25 years later, this 'Buffy the Vampire Slayer' twist still haunts me

Sarah Michelle Gellar in Buffy the Vampire Slayer.

It's been nearly 30 years since "Buffy the Vampire Slayer" staked its claim on television history. The show was a smash hit, made a pop-culture icon of fierce lead Sarah Michelle Gellar and turned the teen drama genre on its head with its nuanced, long-arc storytelling, formidable but flawed characters, and fang-sharp wit, all while kicking serious undead ass.

One of the best supernatural series of all time, "Buffy" ran for seven seasons on The WB and later UPN — a kind of redo for series creator Josh Whedon, who penned the campy 1992 film of the same name but to far less acclaimed effect. Along the way, it produced some of the medium's most iconic episodes, from season 4's near-silent "Hush" to the season 6 mini-musical "Once More, with Feeling."

But there's one episode above all others that remains truly haunting all these years later, with a devastating twist that changed the beloved vampire show forever. Here's why, 25 years later, I'm still not over "The Body."

What is 'Buffy the Vampire Slayer' about?

If you've never watched it before, here are the "Buffy" basics: If you hadn't tuned into the groundbreaking series during its original run or in the decades since, "Buffy the Vampire Slayer" follows titular California teen Buffy Summers (Sarah Michelle Gellar) whose normal adolescent existence is reluctantly upended when it's revealed that she's a one-in-a-generation "Chosen One" destined to defeat vampire, demons and other supernatural evils.

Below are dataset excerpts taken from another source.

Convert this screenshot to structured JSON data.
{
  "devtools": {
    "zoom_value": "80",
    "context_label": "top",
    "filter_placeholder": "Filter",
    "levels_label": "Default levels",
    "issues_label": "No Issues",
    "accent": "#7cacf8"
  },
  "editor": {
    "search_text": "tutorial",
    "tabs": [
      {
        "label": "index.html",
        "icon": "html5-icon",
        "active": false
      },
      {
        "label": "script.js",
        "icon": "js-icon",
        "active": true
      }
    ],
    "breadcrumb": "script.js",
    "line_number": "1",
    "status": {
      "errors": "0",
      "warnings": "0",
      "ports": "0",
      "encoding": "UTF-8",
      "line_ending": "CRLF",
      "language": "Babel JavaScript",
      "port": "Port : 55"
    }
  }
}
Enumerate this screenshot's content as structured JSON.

Helping her along the perilous way are her "Scooby Gang" best friends Willow Rosenberg (Alyson Hannigan) and Xander Harris (Nicholas Brendon) — and later Cordelia Chase (Charisma Carpenter) and Daniel "Oz" Osbourne (Seth Green) — as well as her designated trainer-slash-mentor Rupert Giles (Anthony Stewart Head). And, of course, it's not a teen drama without an angsty love triangle, and "Buffy" features one of the best, with the Slayer regularly conflicted by her feelings for two brooding vampires, Angel (David Boreanaz) and Spike (James Marsters).

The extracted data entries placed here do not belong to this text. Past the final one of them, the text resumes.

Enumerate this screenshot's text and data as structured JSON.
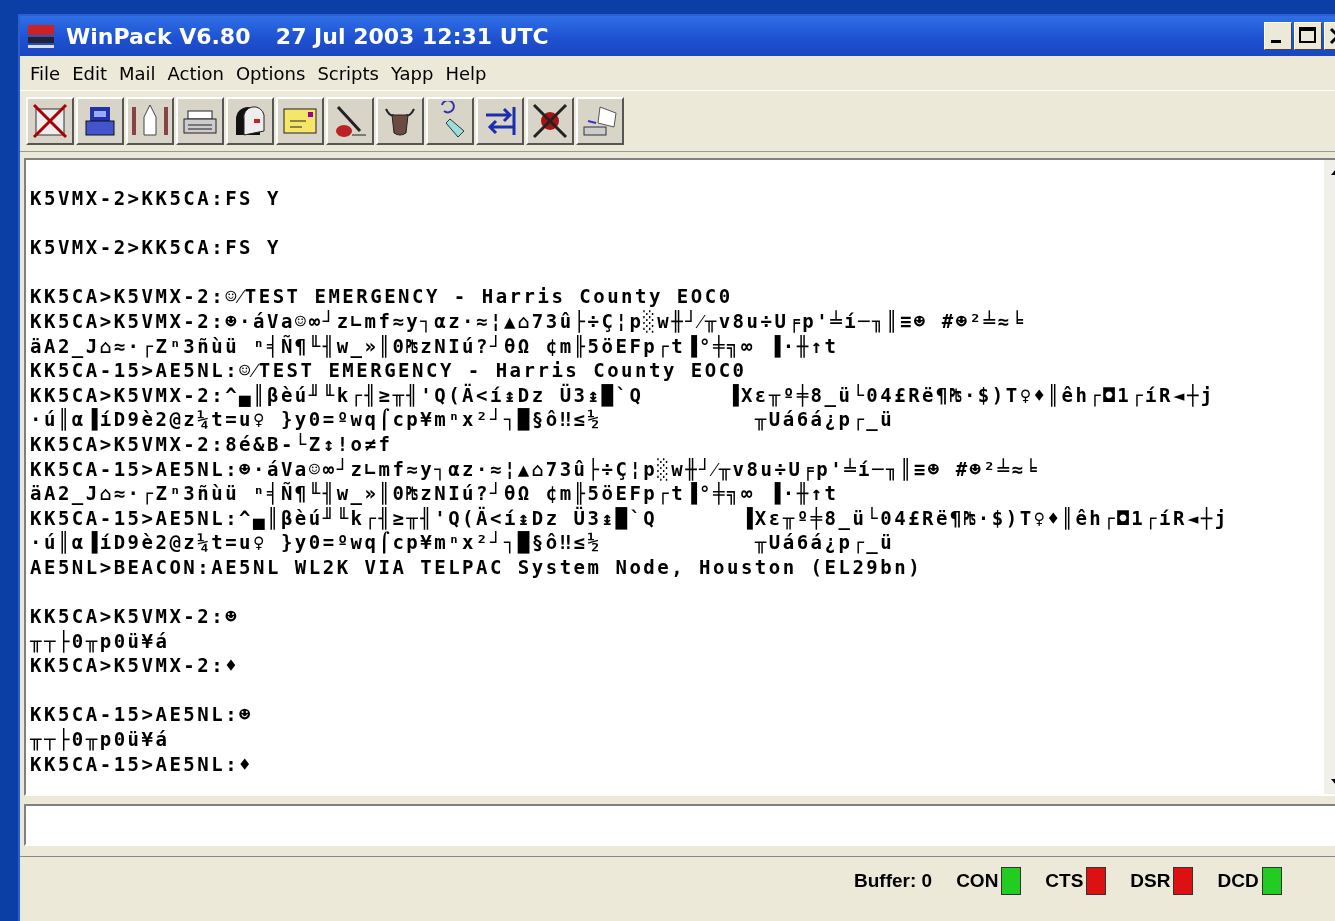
{
  "window": {
    "title": "WinPack V6.80",
    "datetime": "27 Jul 2003 12:31 UTC"
  },
  "menu": [
    "File",
    "Edit",
    "Mail",
    "Action",
    "Options",
    "Scripts",
    "Yapp",
    "Help"
  ],
  "terminal": {
    "blocks": [
      [
        "K5VMX-2>KK5CA:FS Y"
      ],
      [
        "K5VMX-2>KK5CA:FS Y"
      ],
      [
        "KK5CA>K5VMX-2:☺⁄TEST EMERGENCY - Harris County EOC0",
        "KK5CA>K5VMX-2:☻·áVa☺∞┘z∟mf≈y┐αz·≈¦▲⌂73û├÷Ç¦p░w╫┘⁄╥v8u÷U╒p'╧í─╖║≡☻ #☻²╧≈╘",
        "äA2_J⌂≈·┌Zⁿ3ñùü ⁿ╡Ñ¶╙╢w_»║0₧zNIú?┘θΩ ¢m╟5öEFp┌t▐°╪╗∞ ▐·╫↑t",
        "KK5CA-15>AE5NL:☺⁄TEST EMERGENCY - Harris County EOC0",
        "KK5CA>K5VMX-2:^▄║βèú╜╙k┌╢≥╥╢'Q(Ä<í↨Dz Ü3↨█`Q      ▐Xε╥º╪8_ü└04£Rë¶₧·$)T♀♦║êh┌◘1┌íR◄┼j",
        "·ú║α▐íD9è2@z¼t=u♀ }y0=ºwq⌠cp¥mⁿx²┘┐█§ô‼≤½           ╥Uá6á¿p┌_ü",
        "KK5CA>K5VMX-2:8é&B-└Z↕!o≠f",
        "KK5CA-15>AE5NL:☻·áVa☺∞┘z∟mf≈y┐αz·≈¦▲⌂73û├÷Ç¦p░w╫┘⁄╥v8u÷U╒p'╧í─╖║≡☻ #☻²╧≈╘",
        "äA2_J⌂≈·┌Zⁿ3ñùü ⁿ╡Ñ¶╙╢w_»║0₧zNIú?┘θΩ ¢m╟5öEFp┌t▐°╪╗∞ ▐·╫↑t",
        "KK5CA-15>AE5NL:^▄║βèú╜╙k┌╢≥╥╢'Q(Ä<í↨Dz Ü3↨█`Q      ▐Xε╥º╪8_ü└04£Rë¶₧·$)T♀♦║êh┌◘1┌íR◄┼j",
        "·ú║α▐íD9è2@z¼t=u♀ }y0=ºwq⌠cp¥mⁿx²┘┐█§ô‼≤½           ╥Uá6á¿p┌_ü",
        "AE5NL>BEACON:AE5NL WL2K VIA TELPAC System Node, Houston (EL29bn)"
      ],
      [
        "KK5CA>K5VMX-2:☻",
        "╥┬├0╥p0ü¥á",
        "KK5CA>K5VMX-2:♦"
      ],
      [
        "KK5CA-15>AE5NL:☻",
        "╥┬├0╥p0ü¥á",
        "KK5CA-15>AE5NL:♦"
      ]
    ]
  },
  "status": {
    "buffer": "Buffer: 0",
    "indicators": [
      {
        "label": "CON",
        "color": "#22cc22"
      },
      {
        "label": "CTS",
        "color": "#dd1111"
      },
      {
        "label": "DSR",
        "color": "#dd1111"
      },
      {
        "label": "DCD",
        "color": "#22cc22"
      }
    ]
  }
}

Why this 'Buffy' twist was a game-changer for the show

(Image credit: Future)

Spoilers ahead for season 5 episode 16, "The Body"

For much of its 144-episode run, "Buffy the Vampire Slayer" was plagued by menacing threats of the otherworldly kind, with Buffy ruthlessly taking down the series' Big Bads in a classic "monster of the week" format. But the biggest danger was one that the Summers girl could have never seen coming: The natural death of her own mother.

Arguably the show's finest hour, season 5's "The Body" (written and directed by Whedon) sees Buffy arrive at the Sunnydale home she shares with her mother Joyce (Kristine Sutherland) and younger sister Dawn (Michelle Trachtenberg), only to find the former silent and still on the couch. She is horrified and heartbroken to find that her mother has died and, markedly, not by one of the show's usual supernatural forces but by an ordinary brain aneurysm.

"The Body" fittingly tributes the first loss of one of the drama's main characters — and a beloved maternal figure at that — by doing away with the musical score, creating an unsettling and stark atmosphere that befits the brutal realism of Buffy's grief. As she navigates this unconscionable loss, it might be the most human we get to see the young woman, whose everyday world is so frequently wrapped up in fantasy and foes. The deeply emotional installment marks a turning point in the series, but it also acts as a painful reminder that no one, not even the all-mighty Slayer, can outrun death.